Link: https://leetcode.com/problems/minimum-deletions-to-make-character-frequencies-unique/

Solution:

Topics: hash map

Intuition
The basic approach to this problem is understanding that a duplicate frequency must be decremented (or deleted) until we reach a frequency that has not been seen.

For example:

s = aabbccccdddd
freq = {
	a:2,
	b:2,
	c:4,
	d:4
}

We can see that counts of 2 and 4 are repeated once, so they must be reduced. How can they be reduced?

Consider the set of seen frequencies: {2, 4}. Notice that there are two frequencies that are available...1 and 3. 

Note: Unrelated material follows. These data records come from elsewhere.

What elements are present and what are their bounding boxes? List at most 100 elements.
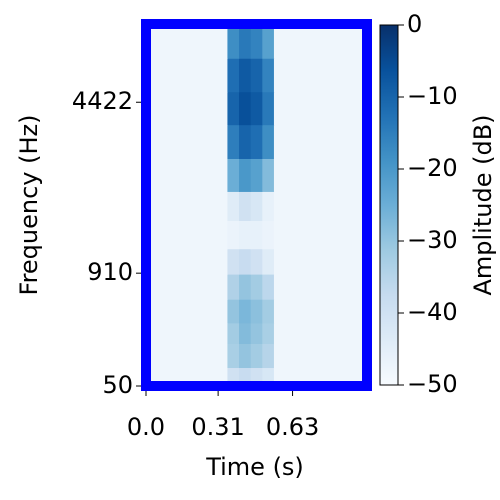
cell: [273, 91, 287, 126]
cell: [227, 248, 240, 275]
cell: [146, 299, 170, 324]
cell: [332, 191, 368, 221]
cell: [239, 220, 252, 250]
cell: [227, 58, 240, 93]
cell: [250, 91, 263, 126]
cell: [227, 274, 240, 300]
cell: [215, 343, 228, 369]
cell: [239, 299, 252, 324]
cell: [169, 191, 194, 221]
cell: [285, 322, 310, 345]
cell: [262, 191, 275, 221]
cell: [273, 248, 287, 275]
cell: [262, 322, 275, 345]
cell: [308, 24, 333, 59]
cell: [262, 343, 275, 369]
cell: [192, 299, 217, 324]
cell: [285, 158, 310, 192]
cell: [215, 248, 228, 275]
cell: [192, 343, 217, 369]
cell: [308, 58, 333, 93]
colorbar-tick-label: −40: [407, 298, 458, 326]
cell: [215, 220, 228, 250]
cell: [215, 322, 228, 345]
cell: [239, 274, 252, 300]
cell: [239, 322, 252, 345]
cell: [332, 343, 368, 369]
cell: [215, 24, 228, 59]
cell: [285, 91, 310, 126]
cell: [273, 24, 287, 59]
cell: [250, 124, 263, 159]
cell: [146, 24, 170, 59]
cell: [192, 58, 217, 93]
cell: [169, 322, 194, 345]
colorbar-tick-label: −10: [407, 82, 458, 110]
cell: [273, 158, 287, 192]
cell: [239, 91, 252, 126]
cell: [262, 248, 275, 275]
colorbar-label: Amplitude (dB): [469, 114, 497, 295]
cell: [332, 274, 368, 300]
cell: [239, 248, 252, 275]
x-tick-label: 0.31: [191, 413, 244, 441]
cell: [146, 248, 170, 275]
cell: [273, 343, 287, 369]
cell: [273, 299, 287, 324]
cell: [308, 124, 333, 159]
cell: [146, 124, 170, 159]
cell: [262, 158, 275, 192]
cell: [146, 191, 170, 221]
cell: [332, 158, 368, 192]
cell: [239, 343, 252, 369]
cell: [308, 322, 333, 345]
y-tick-label: 910: [87, 258, 133, 286]
cell: [169, 220, 194, 250]
cell: [239, 24, 252, 59]
cell: [169, 91, 194, 126]
cell: [227, 343, 240, 369]
cell: [308, 248, 333, 275]
cell: [146, 220, 170, 250]
cell: [273, 220, 287, 250]
colorbar-tick-label: −30: [407, 226, 458, 254]
cell: [146, 322, 170, 345]
cell: [146, 274, 170, 300]
cell: [262, 58, 275, 93]
cell: [169, 299, 194, 324]
cell: [227, 124, 240, 159]
cell: [169, 274, 194, 300]
cell: [308, 191, 333, 221]
cell: [215, 191, 228, 221]
cell: [285, 124, 310, 159]
y-axis-label: Frequency (Hz): [15, 115, 43, 296]
y-tick-label: 4422: [72, 87, 133, 115]
cell: [273, 124, 287, 159]
cell: [192, 220, 217, 250]
cell: [285, 58, 310, 93]
colorbar-tick-label: −20: [407, 154, 458, 182]
cell: [285, 299, 310, 324]
cell: [192, 158, 217, 192]
cell: [227, 322, 240, 345]
cell: [192, 248, 217, 275]
cell: [215, 124, 228, 159]
cell: [285, 274, 310, 300]
cell: [169, 248, 194, 275]
cell: [192, 322, 217, 345]
cell: [250, 299, 263, 324]
cell: [192, 124, 217, 159]
cell: [262, 91, 275, 126]
cell: [146, 158, 170, 192]
heatmap: [146, 24, 368, 387]
cell: [250, 322, 263, 345]
cell: [250, 343, 263, 369]
cell: [250, 158, 263, 192]
cell: [332, 91, 368, 126]
cell: [239, 124, 252, 159]
colorbar: [379, 24, 399, 386]
cell: [308, 299, 333, 324]
cell: [239, 158, 252, 192]
cell: [332, 248, 368, 275]
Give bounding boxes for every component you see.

Optimally, the character 'c' or 'd' can be recuced to 3 and the character 'a' or 'b' can be reduced to 1. Observe that it would be far less optimal to reduce 'c' to 1, as that would result in spurious deletions. 

We should only reduce to zero (full deletion) if there are no available frequencies.

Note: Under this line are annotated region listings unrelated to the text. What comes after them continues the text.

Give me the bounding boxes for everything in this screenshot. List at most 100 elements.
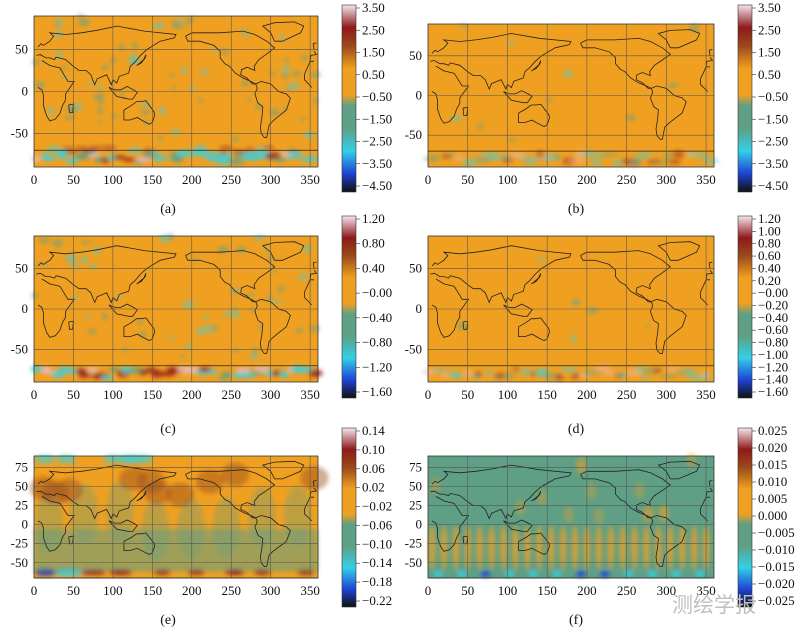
x-tick-label: 350: [696, 583, 716, 598]
gridlines: [428, 24, 714, 167]
anomaly-cell: [559, 525, 567, 570]
anomaly-cell: [278, 370, 290, 378]
anomaly-cell: [31, 155, 41, 163]
anomaly-cell: [563, 506, 574, 523]
anomaly-cell: [560, 367, 578, 373]
anomaly-cell: [254, 150, 269, 154]
anomaly-cell: [158, 156, 170, 161]
colorbar-tick-label: 0.14: [362, 423, 385, 438]
anomaly-cell: [112, 155, 127, 160]
anomaly-cell: [55, 52, 63, 59]
x-tick-label: 50: [461, 583, 474, 598]
y-tick-label: 0: [22, 84, 29, 99]
anomaly-cell: [128, 148, 142, 152]
coastline: [123, 100, 156, 125]
anomaly-cell: [599, 571, 610, 577]
colorbar-tick-label: 0.20: [758, 273, 781, 288]
anomaly-cell: [171, 19, 178, 26]
anomaly-cell: [208, 151, 222, 155]
anomaly-cell: [102, 146, 117, 150]
anomaly-cell: [586, 483, 597, 500]
heatmap-anomalies: [30, 233, 323, 381]
anomaly-cell: [512, 367, 522, 372]
anomaly-cell: [168, 233, 174, 241]
y-tick-label: -25: [405, 536, 422, 551]
anomaly-cell: [568, 158, 584, 164]
anomaly-cell: [666, 525, 674, 570]
anomaly-cell: [576, 458, 587, 475]
anomaly-cell: [502, 372, 516, 380]
anomaly-cell: [93, 246, 100, 255]
anomaly-cell: [233, 310, 240, 318]
x-tick-label: 250: [617, 387, 637, 402]
anomaly-cell: [262, 248, 270, 252]
anomaly-cell: [46, 146, 60, 150]
y-tick-label: 0: [416, 301, 423, 316]
anomaly-cell: [523, 525, 531, 570]
anomaly-cell: [153, 22, 165, 29]
x-tick-label: 200: [182, 387, 202, 402]
anomaly-cell: [245, 152, 263, 161]
x-tick-label: 350: [300, 583, 320, 598]
anomaly-cell: [594, 365, 612, 373]
coastlines: [34, 241, 318, 367]
anomaly-cell: [89, 264, 98, 269]
x-tick-label: 300: [657, 172, 677, 187]
anomaly-cell: [137, 469, 166, 494]
y-tick-label: 0: [416, 517, 423, 532]
anomaly-cell: [119, 91, 125, 99]
anomaly-cell: [686, 452, 697, 469]
anomaly-cell: [515, 499, 526, 516]
colorbar-tick-label: 0.02: [362, 480, 385, 495]
anomaly-cell: [552, 571, 563, 577]
coastline: [136, 490, 147, 502]
anomaly-cell: [563, 69, 572, 78]
colorbar-tick-label: −0.10: [362, 536, 392, 551]
coastline: [123, 532, 156, 555]
anomaly-cell: [480, 571, 491, 577]
coastline: [708, 480, 713, 487]
anomaly-cell: [51, 370, 65, 379]
anomaly-cell: [110, 114, 120, 118]
anomaly-cell: [689, 24, 700, 33]
coastlines: [34, 21, 318, 151]
panel-caption: (d): [568, 422, 585, 437]
anomaly-cell: [303, 245, 312, 253]
coastline: [503, 519, 533, 532]
gridlines: [34, 16, 318, 167]
anomaly-cell: [249, 353, 259, 359]
anomaly-cell: [291, 71, 303, 77]
colorbar-tick-label: 1.20: [362, 211, 385, 226]
colorbar-tick-label: 0.020: [758, 440, 787, 455]
anomaly-cell: [553, 154, 562, 160]
colorbar-tick-label: −0.60: [758, 322, 788, 337]
colorbar-tick-label: 3.50: [758, 0, 781, 15]
colorbar-tick-label: −1.50: [362, 111, 392, 126]
anomaly-cell: [34, 455, 55, 463]
anomaly-cell: [595, 525, 603, 570]
colorbar-tick-label: −0.40: [362, 310, 392, 325]
anomaly-cell: [528, 571, 539, 577]
anomaly-cell: [430, 477, 441, 494]
anomaly-cell: [216, 158, 232, 165]
x-tick-label: 250: [617, 172, 637, 187]
coastline: [37, 496, 315, 552]
anomaly-cell: [60, 65, 67, 71]
coastline: [657, 29, 701, 49]
x-tick-label: 200: [182, 583, 202, 598]
anomaly-cell: [170, 85, 176, 91]
coastline: [261, 460, 305, 480]
anomaly-cell: [175, 149, 192, 158]
anomaly-cell: [292, 151, 304, 158]
colorbar-tick-label: −0.80: [758, 335, 788, 350]
x-tick-label: 250: [221, 172, 241, 187]
colorbar-tick-label: 1.50: [362, 45, 385, 60]
anomaly-cell: [103, 455, 124, 463]
anomaly-cell: [666, 366, 681, 372]
anomaly-cell: [270, 108, 280, 117]
x-tick-label: 150: [537, 172, 557, 187]
heatmap-anomalies: [421, 258, 712, 381]
panel-caption: (e): [160, 613, 176, 628]
anomaly-cell: [690, 525, 698, 570]
anomaly-cell: [500, 525, 507, 570]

NOTE: The problem states that we can only delete, so while its also possible to make the frequencies unique by incrementing, this operation is forbidden. 

Implementation

def min_deletions(s):
	freq = {}	
	for char in s:
		freq[char] = freq.get(char, 0) + 1
		
	counts = freq.values()
	seen = set()
	res = 0
	for count in counts:
		if count not in seen:
			seen.add(count)
		else:
			while count and count in seen:
				count -= 1
				res += 1
			if count:
				seen.add(count)
	return res
 
#time: o(n)
#memory: o(n)

Visual

Review 1
This problem “got” me again. My mind initially went to sorting be frequency and then iterating backwards and decrementing by one when the next frequency is equal to the current. This does not work. Why?

counts = [2,2,2]
            ^       the next value is also 2, so lets make this 1. 

		 [2,1,2]
		  ^        the next value is 1, so this is fine?

No, because we have just spoiled our sorted order! There are still duplicates in the string! If we wanted to do it this way, we could use a strictly decreasing monotonic stack!

Implementation (stack)

res = 0
freq = {}
for char in s:
	freq[char] = freq.get(char, 0) + 1
 
counts = sorted(freq.values())
stack = [counts.pop()]
 
while counts:
	curr = counts.pop()
	while curr and curr >= stack[-1]:
		res += 1
		curr -= 1
	stack.append(curr)
 
return res

Or we just keep a used_freq set and decrement as needed. This is the same implementation as in my first note but this one is cleaner:

Implementation (set)

res = 0
freq = {}
for char in s:
	freq[char] = freq.get(char, 0) + 1
	
used = set()
for count in freq.values()
	while count and count in used:
		count -= 1
		res += 1
	used.add(count)
	
return res

Review 1
Interesting problem! My analysis above is partially wrong! You actually can just sort the frequencies and iterate backwards while incrementing the result if count[i] == count[i+1] and then set count[i] = count[i+1]-1! The important edge is if count[i] > count[i+1]. How can this happen if you sorted counts?

s = abc
counts = [1, 1, 1]

after setting counts[1] to 0 we get:

counts = [1, 0, 1]

So in the case that counts[i] > counts[i+1] we must add the entire value of counts[i] to the result and set counts[i] = counts[i+1]-1…in the case that counts[i+1] = 0, we add the entire value of counts[i] to the result and set it to 0!

Of course the hash map solution is more clever and more efficient, but this was not the first thing that came to mind. Pretty hard!

review
hard